Я смотрел на Мишу и молил его молча о том, чтобы он не заплакал только. Иначе мне станет его так жалко, что я не смогу ничего сделать с этой жалостью.

Тем же вечером я стоял возле Юлькиного дома и смотрел на свет, горящий в ее окнах. Пальцы мои жгла жажда нажать на кнопку Юлиного дверного звонка. Но я оставался стоять и просто смотреть на ее освещенные окна. Чтобы войти в этот дом, подняться на ее этаж и нажать злосчастную кнопку, надо знать, что сердце твое все простило, что голос твой не дрогнет даже если ты увидишь рядом с ней кого-то. А ведь до Миши я думал, что все простил Юле, даже гордился тем, что вспоминаю ее не со злостью, а с благодарностью. Да и ведь в тот день я же не убил никого (хотя при своей импульсивности мог это сделать), даже не сказал ничего…Ничего не сказал.
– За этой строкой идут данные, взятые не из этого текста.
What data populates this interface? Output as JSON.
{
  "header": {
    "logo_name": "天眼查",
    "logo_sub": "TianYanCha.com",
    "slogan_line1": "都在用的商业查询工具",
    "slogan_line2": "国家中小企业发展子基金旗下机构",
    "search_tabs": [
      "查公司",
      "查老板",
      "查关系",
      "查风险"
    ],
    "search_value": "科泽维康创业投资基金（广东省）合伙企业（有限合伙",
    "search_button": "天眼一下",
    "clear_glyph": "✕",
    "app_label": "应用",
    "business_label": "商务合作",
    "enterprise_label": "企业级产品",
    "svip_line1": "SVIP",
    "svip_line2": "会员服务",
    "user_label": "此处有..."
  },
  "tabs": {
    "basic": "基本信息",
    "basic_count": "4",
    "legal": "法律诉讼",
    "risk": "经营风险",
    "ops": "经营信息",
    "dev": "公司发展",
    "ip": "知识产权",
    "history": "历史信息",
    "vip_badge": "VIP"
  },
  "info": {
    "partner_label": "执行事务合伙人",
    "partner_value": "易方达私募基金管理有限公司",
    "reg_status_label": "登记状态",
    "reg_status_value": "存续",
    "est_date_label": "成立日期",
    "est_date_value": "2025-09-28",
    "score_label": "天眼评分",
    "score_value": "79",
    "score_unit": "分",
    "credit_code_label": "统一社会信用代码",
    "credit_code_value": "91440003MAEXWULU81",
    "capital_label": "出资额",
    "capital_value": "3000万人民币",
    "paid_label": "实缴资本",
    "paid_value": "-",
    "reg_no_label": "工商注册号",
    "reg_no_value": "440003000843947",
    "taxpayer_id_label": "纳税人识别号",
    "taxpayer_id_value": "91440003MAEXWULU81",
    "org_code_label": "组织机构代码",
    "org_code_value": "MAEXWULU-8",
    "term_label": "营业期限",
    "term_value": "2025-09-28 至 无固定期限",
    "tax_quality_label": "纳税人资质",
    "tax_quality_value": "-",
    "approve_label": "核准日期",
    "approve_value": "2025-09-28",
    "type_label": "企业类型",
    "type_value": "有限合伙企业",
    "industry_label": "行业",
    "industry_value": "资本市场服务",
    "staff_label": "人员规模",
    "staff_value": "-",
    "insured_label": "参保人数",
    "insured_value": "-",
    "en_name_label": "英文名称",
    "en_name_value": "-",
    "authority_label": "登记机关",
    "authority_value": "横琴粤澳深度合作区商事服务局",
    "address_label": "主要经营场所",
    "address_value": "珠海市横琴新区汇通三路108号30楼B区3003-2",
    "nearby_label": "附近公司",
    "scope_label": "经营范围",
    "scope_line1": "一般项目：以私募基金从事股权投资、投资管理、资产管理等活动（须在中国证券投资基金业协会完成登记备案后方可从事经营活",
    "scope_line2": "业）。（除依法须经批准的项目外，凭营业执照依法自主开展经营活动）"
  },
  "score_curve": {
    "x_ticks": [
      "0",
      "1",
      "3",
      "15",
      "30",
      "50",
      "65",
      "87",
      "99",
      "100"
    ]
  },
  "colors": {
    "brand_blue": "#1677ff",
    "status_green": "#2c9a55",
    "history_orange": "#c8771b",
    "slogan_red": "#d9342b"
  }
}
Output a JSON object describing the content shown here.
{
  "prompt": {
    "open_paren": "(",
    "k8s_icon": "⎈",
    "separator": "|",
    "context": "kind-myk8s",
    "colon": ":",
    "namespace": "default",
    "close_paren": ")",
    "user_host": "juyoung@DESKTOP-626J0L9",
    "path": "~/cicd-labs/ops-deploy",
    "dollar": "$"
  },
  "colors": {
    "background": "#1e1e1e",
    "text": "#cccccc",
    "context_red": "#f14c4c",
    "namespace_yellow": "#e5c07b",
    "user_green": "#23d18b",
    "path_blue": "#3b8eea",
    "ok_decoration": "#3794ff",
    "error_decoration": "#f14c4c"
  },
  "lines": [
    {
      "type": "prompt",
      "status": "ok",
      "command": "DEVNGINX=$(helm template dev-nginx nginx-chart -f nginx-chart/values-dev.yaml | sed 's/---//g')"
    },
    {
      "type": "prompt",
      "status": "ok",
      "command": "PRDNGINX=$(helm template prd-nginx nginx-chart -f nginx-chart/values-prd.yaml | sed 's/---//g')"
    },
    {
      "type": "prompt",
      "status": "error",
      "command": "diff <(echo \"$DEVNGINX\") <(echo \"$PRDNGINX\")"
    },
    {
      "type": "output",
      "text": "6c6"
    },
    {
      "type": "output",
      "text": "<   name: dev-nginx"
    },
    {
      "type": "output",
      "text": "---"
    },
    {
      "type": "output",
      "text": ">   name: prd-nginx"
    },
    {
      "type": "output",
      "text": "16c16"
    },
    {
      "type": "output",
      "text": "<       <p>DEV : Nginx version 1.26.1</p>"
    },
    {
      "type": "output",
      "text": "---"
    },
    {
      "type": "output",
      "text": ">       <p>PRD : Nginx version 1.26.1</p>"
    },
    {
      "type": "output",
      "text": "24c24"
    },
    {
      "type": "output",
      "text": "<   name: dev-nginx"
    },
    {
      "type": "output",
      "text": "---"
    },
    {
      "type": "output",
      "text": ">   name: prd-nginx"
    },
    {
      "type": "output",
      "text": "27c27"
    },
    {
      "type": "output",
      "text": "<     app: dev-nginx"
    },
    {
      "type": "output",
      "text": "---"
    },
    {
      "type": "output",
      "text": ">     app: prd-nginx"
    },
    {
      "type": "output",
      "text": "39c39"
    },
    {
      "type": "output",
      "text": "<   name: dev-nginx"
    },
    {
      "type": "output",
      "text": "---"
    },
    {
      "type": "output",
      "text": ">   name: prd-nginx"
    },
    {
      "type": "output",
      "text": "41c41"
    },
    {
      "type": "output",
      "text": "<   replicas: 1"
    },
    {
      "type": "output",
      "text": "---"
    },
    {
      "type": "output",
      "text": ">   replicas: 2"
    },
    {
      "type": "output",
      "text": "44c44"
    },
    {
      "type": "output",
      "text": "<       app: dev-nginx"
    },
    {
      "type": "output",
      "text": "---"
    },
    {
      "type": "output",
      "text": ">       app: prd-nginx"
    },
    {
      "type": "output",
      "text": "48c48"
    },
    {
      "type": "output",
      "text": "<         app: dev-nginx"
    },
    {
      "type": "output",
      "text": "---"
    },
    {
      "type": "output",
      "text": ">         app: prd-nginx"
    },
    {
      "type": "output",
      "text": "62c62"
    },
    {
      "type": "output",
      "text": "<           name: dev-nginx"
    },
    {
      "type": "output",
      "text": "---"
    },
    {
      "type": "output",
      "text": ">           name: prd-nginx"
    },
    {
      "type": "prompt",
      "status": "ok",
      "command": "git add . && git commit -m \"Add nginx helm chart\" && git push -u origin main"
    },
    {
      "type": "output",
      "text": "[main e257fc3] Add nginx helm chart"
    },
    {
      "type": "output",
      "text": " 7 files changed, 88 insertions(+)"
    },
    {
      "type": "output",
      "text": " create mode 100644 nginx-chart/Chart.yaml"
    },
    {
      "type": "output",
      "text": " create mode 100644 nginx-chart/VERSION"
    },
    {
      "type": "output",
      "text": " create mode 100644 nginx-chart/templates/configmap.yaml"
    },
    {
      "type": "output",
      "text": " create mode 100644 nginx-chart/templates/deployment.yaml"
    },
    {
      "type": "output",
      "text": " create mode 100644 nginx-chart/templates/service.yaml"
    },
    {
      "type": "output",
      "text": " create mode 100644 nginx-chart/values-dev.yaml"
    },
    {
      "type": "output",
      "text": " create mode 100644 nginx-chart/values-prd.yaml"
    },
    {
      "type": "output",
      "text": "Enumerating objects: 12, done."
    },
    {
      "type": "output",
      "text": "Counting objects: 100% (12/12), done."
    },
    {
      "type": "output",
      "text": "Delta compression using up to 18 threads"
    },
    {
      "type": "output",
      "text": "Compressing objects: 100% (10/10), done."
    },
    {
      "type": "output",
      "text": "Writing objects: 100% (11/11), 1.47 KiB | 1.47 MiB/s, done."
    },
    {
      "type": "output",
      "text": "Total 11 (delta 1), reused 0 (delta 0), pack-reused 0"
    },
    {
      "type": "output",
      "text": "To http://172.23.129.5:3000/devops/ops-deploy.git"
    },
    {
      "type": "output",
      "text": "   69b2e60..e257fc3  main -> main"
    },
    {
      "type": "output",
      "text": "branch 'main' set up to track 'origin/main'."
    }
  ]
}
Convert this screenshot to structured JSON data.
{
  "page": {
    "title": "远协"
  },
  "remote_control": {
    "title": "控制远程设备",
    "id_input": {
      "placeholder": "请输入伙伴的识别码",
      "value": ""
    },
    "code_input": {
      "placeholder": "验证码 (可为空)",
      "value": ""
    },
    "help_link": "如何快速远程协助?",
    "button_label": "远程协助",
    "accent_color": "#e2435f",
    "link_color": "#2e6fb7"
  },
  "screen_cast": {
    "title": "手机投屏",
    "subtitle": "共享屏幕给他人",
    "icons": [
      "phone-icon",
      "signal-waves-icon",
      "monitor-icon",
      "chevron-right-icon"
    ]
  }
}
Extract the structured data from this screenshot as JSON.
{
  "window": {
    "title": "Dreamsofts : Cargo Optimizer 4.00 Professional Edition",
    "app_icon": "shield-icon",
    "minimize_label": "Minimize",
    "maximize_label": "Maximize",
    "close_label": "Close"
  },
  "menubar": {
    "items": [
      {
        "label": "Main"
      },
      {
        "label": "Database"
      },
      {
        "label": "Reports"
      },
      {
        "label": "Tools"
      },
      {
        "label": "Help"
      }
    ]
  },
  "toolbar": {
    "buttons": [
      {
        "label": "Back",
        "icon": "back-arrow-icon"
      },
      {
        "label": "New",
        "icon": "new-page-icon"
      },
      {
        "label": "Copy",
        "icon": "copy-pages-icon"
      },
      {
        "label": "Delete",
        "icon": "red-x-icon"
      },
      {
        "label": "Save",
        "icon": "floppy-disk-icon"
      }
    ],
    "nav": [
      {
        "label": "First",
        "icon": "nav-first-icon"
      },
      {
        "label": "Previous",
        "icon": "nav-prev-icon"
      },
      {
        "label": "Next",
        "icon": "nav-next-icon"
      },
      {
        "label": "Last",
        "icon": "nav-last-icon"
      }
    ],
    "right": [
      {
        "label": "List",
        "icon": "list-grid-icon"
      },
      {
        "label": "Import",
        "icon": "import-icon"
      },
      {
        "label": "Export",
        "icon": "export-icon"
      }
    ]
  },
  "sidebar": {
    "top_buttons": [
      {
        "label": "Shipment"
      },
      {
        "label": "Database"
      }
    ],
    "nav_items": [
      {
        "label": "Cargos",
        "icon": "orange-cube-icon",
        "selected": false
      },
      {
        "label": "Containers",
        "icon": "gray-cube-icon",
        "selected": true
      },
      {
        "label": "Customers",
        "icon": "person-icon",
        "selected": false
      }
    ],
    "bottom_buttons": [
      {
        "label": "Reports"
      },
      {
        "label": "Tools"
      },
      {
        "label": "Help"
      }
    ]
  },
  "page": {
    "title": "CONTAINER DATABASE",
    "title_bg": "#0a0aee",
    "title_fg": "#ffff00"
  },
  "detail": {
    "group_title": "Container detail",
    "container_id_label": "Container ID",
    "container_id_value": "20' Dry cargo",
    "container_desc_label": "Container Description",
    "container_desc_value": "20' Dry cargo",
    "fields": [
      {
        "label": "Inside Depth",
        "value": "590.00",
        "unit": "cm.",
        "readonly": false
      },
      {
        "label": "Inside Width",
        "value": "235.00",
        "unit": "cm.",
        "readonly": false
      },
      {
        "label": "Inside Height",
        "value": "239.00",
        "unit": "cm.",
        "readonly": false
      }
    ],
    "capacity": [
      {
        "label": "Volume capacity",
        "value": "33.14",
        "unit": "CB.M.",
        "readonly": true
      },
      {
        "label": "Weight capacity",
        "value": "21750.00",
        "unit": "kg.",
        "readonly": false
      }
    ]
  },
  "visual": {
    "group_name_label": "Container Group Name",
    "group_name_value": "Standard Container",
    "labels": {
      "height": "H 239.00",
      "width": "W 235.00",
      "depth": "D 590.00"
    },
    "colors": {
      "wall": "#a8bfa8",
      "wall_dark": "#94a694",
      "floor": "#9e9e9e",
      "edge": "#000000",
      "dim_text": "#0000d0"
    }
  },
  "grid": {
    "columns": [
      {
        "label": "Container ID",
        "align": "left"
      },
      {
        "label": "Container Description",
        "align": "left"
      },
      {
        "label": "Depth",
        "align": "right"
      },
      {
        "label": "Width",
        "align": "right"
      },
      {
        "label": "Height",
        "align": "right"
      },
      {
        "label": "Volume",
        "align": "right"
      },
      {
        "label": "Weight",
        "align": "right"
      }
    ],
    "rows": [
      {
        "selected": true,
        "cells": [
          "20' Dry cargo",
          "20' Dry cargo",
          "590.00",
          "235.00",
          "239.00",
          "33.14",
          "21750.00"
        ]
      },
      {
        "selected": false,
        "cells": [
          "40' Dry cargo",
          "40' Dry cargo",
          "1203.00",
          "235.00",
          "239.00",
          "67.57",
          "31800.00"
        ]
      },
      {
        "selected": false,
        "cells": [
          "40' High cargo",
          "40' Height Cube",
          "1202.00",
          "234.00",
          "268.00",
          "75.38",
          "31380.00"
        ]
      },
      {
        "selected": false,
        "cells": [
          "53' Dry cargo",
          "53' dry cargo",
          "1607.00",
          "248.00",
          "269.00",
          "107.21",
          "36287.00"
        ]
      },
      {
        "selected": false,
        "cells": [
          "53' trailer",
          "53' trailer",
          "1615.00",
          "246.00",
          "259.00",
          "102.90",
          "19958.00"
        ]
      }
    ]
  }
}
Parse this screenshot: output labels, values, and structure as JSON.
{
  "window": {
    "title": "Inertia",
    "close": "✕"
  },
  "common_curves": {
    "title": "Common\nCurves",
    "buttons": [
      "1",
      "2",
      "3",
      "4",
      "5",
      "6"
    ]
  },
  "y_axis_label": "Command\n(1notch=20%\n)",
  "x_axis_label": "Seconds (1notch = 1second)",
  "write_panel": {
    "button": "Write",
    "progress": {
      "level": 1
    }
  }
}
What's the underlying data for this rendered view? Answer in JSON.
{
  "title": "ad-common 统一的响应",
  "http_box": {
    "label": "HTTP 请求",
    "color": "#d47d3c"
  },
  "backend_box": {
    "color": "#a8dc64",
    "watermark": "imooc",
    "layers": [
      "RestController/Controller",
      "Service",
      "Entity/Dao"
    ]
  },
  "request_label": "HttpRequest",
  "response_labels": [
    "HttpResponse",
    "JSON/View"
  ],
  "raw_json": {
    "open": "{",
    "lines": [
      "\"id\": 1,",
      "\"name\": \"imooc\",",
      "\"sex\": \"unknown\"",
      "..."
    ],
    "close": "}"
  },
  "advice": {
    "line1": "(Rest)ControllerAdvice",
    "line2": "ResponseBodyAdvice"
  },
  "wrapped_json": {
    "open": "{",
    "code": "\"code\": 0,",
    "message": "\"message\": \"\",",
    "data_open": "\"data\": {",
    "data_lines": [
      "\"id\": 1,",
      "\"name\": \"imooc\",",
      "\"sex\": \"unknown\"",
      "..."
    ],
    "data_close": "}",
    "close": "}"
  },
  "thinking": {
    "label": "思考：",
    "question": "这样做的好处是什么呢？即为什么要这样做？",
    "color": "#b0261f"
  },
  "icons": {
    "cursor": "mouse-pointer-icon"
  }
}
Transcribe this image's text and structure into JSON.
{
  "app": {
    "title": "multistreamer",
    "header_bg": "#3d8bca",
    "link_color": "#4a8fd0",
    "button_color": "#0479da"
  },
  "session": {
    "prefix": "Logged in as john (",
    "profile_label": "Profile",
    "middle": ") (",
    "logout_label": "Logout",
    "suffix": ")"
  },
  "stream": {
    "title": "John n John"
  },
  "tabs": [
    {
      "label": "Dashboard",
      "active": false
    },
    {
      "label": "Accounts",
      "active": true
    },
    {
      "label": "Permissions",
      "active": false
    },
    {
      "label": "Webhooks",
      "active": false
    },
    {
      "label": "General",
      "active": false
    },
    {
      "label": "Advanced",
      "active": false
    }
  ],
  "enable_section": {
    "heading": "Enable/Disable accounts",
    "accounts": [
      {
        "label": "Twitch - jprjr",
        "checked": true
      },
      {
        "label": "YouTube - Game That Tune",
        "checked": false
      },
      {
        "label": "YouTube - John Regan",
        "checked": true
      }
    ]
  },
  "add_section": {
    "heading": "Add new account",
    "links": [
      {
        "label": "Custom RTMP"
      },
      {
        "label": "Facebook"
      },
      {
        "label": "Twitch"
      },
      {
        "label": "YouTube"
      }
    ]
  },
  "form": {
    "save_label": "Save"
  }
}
А, оказывается, простить – это не вспоминать с благодарностью того, кого ты любил и кто предал тебя. А оставаться с ним, несмотря ни на что.

Я думал, что прощение освобождает, но в нем нет никакой свободы. Если прощаешь – то берешь на себя ответственность за того, кого ты простил. Простить – это значит – подняться сейчас на шестой этаж и сжать в своих объятьях Юлю (если она одна). Простить – значит опять не спать ночами из-за маленького Никитки, стирать его пеленки…

Я простоял на улице почти до самого утра, так и не решившись войти в дом. Я стоял и тогда, когда свет в ее окнах уже погас, а когда он должен был зажечься снова, когда на улице уже рассвело, я ушел, чтобы не встретиться с Юлей, если она выйдет из дома.

На следующий день я, бреясь, увидел в зеркале несколько седых волос, которые Время оставляет на память о своей безжалостности.

Оно ведь тоже совсем не умеет прощать. Поэтому мы все и умираем. А если бы умело, то мы бы жили очень-очень долго. Может быть, вечно. Представляете?